The Greens won 87,060 list votes in May 2011.  Of those, 12,454 were won in Glasgow (electing Patrick Harvie and supporting the thesis that lefty policies were electorally usefulthere).  The remainder were split as follows:

Central Scotland – 5,634
Highlands & Islands – 9,076 (missed out by under 400 votes)
Lothian – 21,505 (elected Alison Johnstone on fourth allocation)
Mid-Scotland & Fife – 10,914
North-East Scotland – 10,407
South Scotland – 8,656
West Scotland – 8,414

(Data from Better Nation’s Election Results Service)

Again, I have nothing but hunches to support my thesis here, but I’d argue that the 21,000 votes in the Lothians were not based upon lefty politics (since lefty politics in the capital are not that popular).  Similarly, there are plenty of Conservative voters (farmers etc) in the North-East and Highlands – voters whose concerns would be more likely to coincide with environmental concerns than leftist political ideology.  So in my view – and again, I stress, with no data, this is purely conjecture – those voting Green in the Lothians, the North-East, the Highlands, and to an extent in Mid-Scotland and Fife, likely did so in spite of the party’s left-wing politics, rather than because of them.

In the 2007-11 Scottish Parliamentary term, the Scottish Greens benefited from being in a position where the minority SNP Government needed their votes if they didn’t want to court Labour – and they benefited to the extent that the SNP Government made some concessions on some issues in order to secure their support for key legislation.  However, with that minority becoming a majority, the blackmail potential (a phrase coined by Giovanni Sartori) the party had with just two MSPs is now gone.  Indeed, with a majority government in place in a PR system, you could make a case that none of the opposition parties project any kind of Sartorian relevance, but that’s another post.  The bottom line is that what worked for the party between 2007 and 2011 will no longer work.

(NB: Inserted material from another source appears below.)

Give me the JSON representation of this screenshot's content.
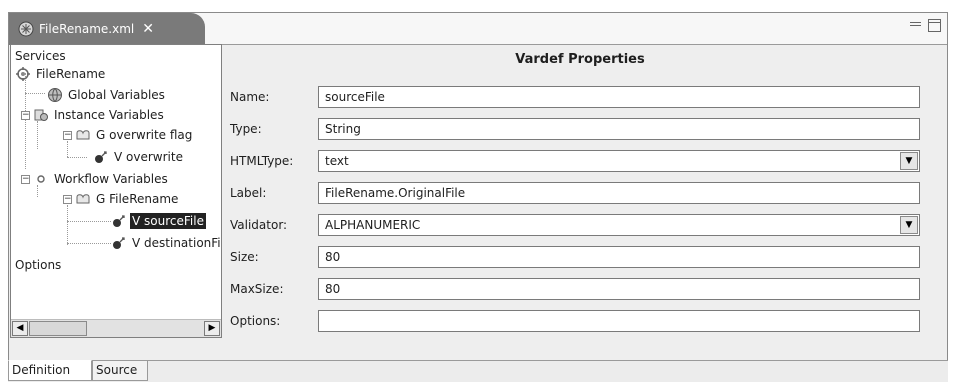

So, Patrick Harvie can attack the SNP for “passing on Tory cuts” until he is blue green in the face, it won’t really make any real difference to government policy in practical terms.  I’ve written before (on Better Nation, again!) about the conundrum facing the Scottish Greens – which of power or influence (or as Müller and Strøm put it, policy, office or votes) was more attractive to the party in the pre-2011 election period.  The outcome has really given them neither, but a further, unresolved issue, is whether the Scottish Greens are a political party or a political movement.

The two aren’t necessarily exclusive (indeed, many Labour activists would argue that their party is simply an extension of the labour movement) but the distinction might well shape how to approach elections – and, indeed, shape how policy is adopted.  If the Scottish Greens are predominantly a party, then policy might tend to the more moderate, potentially populist and electorally viable positions.  If movement is the dominant factor, then it might be more principled, uncompromising, not necessarily electorally helpful policies that we might see more of.  In an era of centrist, catch-all parties, the former might provide the Greens with more electoral success, though the latter is an undoubtedly more satisfying, if frustrating, place to be in.

Either way, for me, the party have to re-evaluate what they stand for.  I’d argue (though I haven’t really done so here) that they have lost the reason that people voted for them in 1999 and in 2003 – an environmental conscience.  If they re-discover that (and if it is at the expense of some of the more leftist political mantas that Patrick Harvie’s leadership has led to) then we might well see a bright Green future.  But if not then environmentalism in Scotland is likely to return to where it was prior to the establishment of the Scottish Parliament in 1999: political oblivion.